Top venues are reacting. ICLR's main conference now prohibits purely AI-written submissions. But enforcement depends on disclosure, and as Aaron Schein at U of Chicago notes, "We're not going to be able to remove the power to generate AI scientific papers. This technology is only going to get better." The detection arms race for AI-written text is already losing on the prose side; scientific writing, which is formulaic to begin with, will be even harder to police.
And if you do care about research from a practical standpoint, the $140 price tag is wild. Run it on five variations of an idea overnight and wake up to five drafted manuscripts you can cherry-pick from. Not as a replacement for thinking, but as a first-pass exploration machine.
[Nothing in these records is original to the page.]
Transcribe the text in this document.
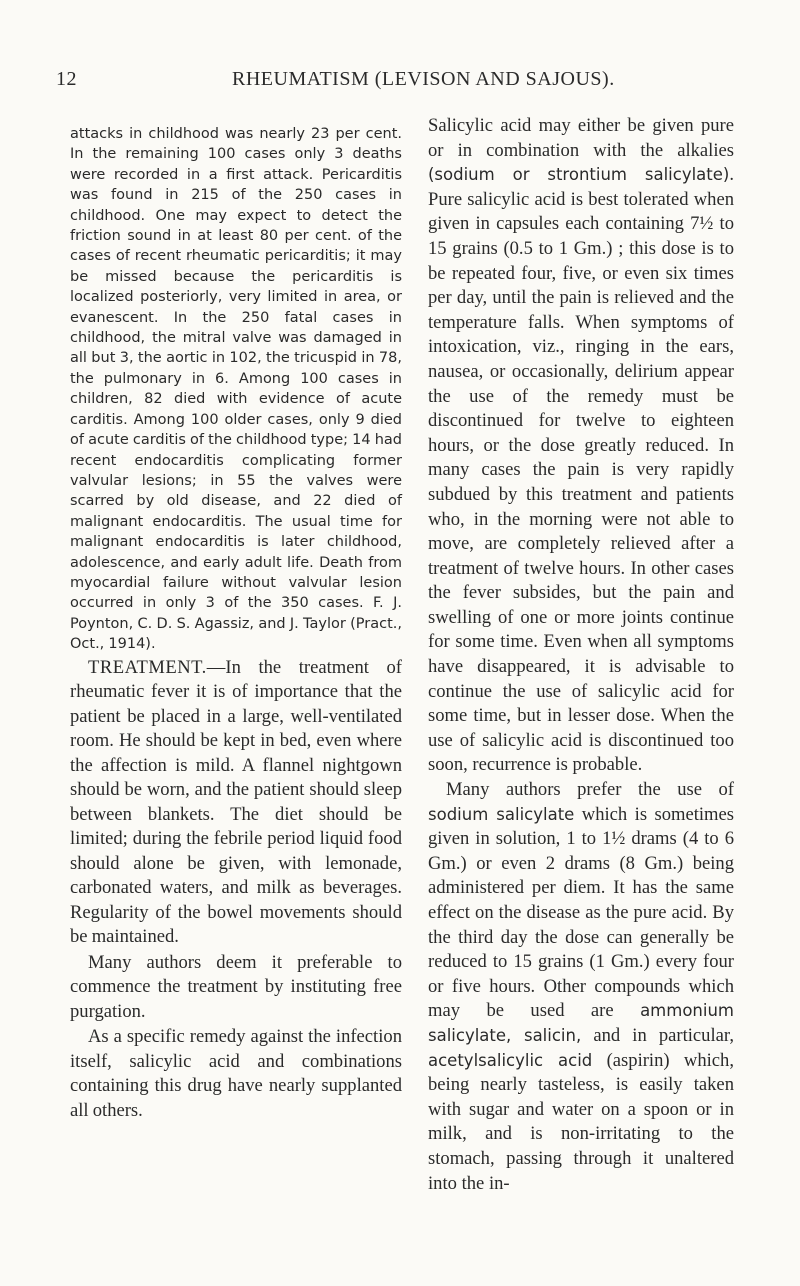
12	RHEUMATISM (LEVISON AND SAJOUS).

attacks in childhood was nearly 23 per cent. In the remaining 100 cases only 3 deaths were recorded in a first attack. Pericarditis was found in 215 of the 250 cases in childhood. One may expect to detect the friction sound in at least 80 per cent. of the cases of recent rheumatic pericarditis; it may be missed because the pericarditis is localized posteriorly, very limited in area, or evanescent. In the 250 fatal cases in childhood, the mitral valve was damaged in all but 3, the aortic in 102, the tricuspid in 78, the pulmonary in 6. Among 100 cases in children, 82 died with evidence of acute carditis. Among 100 older cases, only 9 died of acute carditis of the childhood type; 14 had recent endocarditis complicating former valvular lesions; in 55 the valves were scarred by old disease, and 22 died of malignant endocarditis. The usual time for malignant endocarditis is later childhood, adolescence, and early adult life. Death from myocardial failure without valvular lesion occurred in only 3 of the 350 cases. F. J. Poynton, C. D. S. Agassiz, and J. Taylor (Pract., Oct., 1914).

TREATMENT.—In the treatment of rheumatic fever it is of importance that the patient be placed in a large, well-ventilated room. He should be kept in bed, even where the affection is mild. A flannel nightgown should be worn, and the patient should sleep between blankets. The diet should be limited; during the febrile period liquid food should alone be given, with lemonade, carbonated waters, and milk as beverages. Regularity of the bowel movements should be maintained.

Many authors deem it preferable to commence the treatment by instituting free purgation.

As a specific remedy against the infection itself, salicylic acid and combinations containing this drug have nearly supplanted all others.

Salicylic acid may either be given pure or in combination with the alkalies (sodium or strontium salicylate). Pure salicylic acid is best tolerated when given in capsules each containing 7½ to 15 grains (0.5 to 1 Gm.) ; this dose is to be repeated four, five, or even six times per day, until the pain is relieved and the temperature falls. When symptoms of intoxication, viz., ringing in the ears, nausea, or occasionally, delirium appear the use of the remedy must be discontinued for twelve to eighteen hours, or the dose greatly reduced. In many cases the pain is very rapidly subdued by this treatment and patients who, in the morning were not able to move, are completely relieved after a treatment of twelve hours. In other cases the fever subsides, but the pain and swelling of one or more joints continue for some time. Even when all symptoms have disappeared, it is advisable to continue the use of salicylic acid for some time, but in lesser dose. When the use of salicylic acid is discontinued too soon, recurrence is probable.

Many authors prefer the use of sodium salicylate which is sometimes given in solution, 1 to 1½ drams (4 to 6 Gm.) or even 2 drams (8 Gm.) being administered per diem. It has the same effect on the disease as the pure acid. By the third day the dose can generally be reduced to 15 grains (1 Gm.) every four or five hours. Other compounds which may be used are ammonium salicylate, salicin, and in particular, acetylsalicylic acid (aspirin) which, being nearly tasteless, is easily taken with sugar and water on a spoon or in milk, and is non-irritating to the stomach, passing through it unaltered into the in-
The part that keeps me up at night
Nature published an editorial arguing that institutions need to fundamentally rethink how they handle AI-generated research. The Bulletin of the Atomic Scientists went further, warning about integrity erosion. Both are right, but the horse has left the barn. The AI Scientist-v2 is a mediocre researcher today. Given the trajectory, "today" is doing a lot of heavy lifting in that sentence.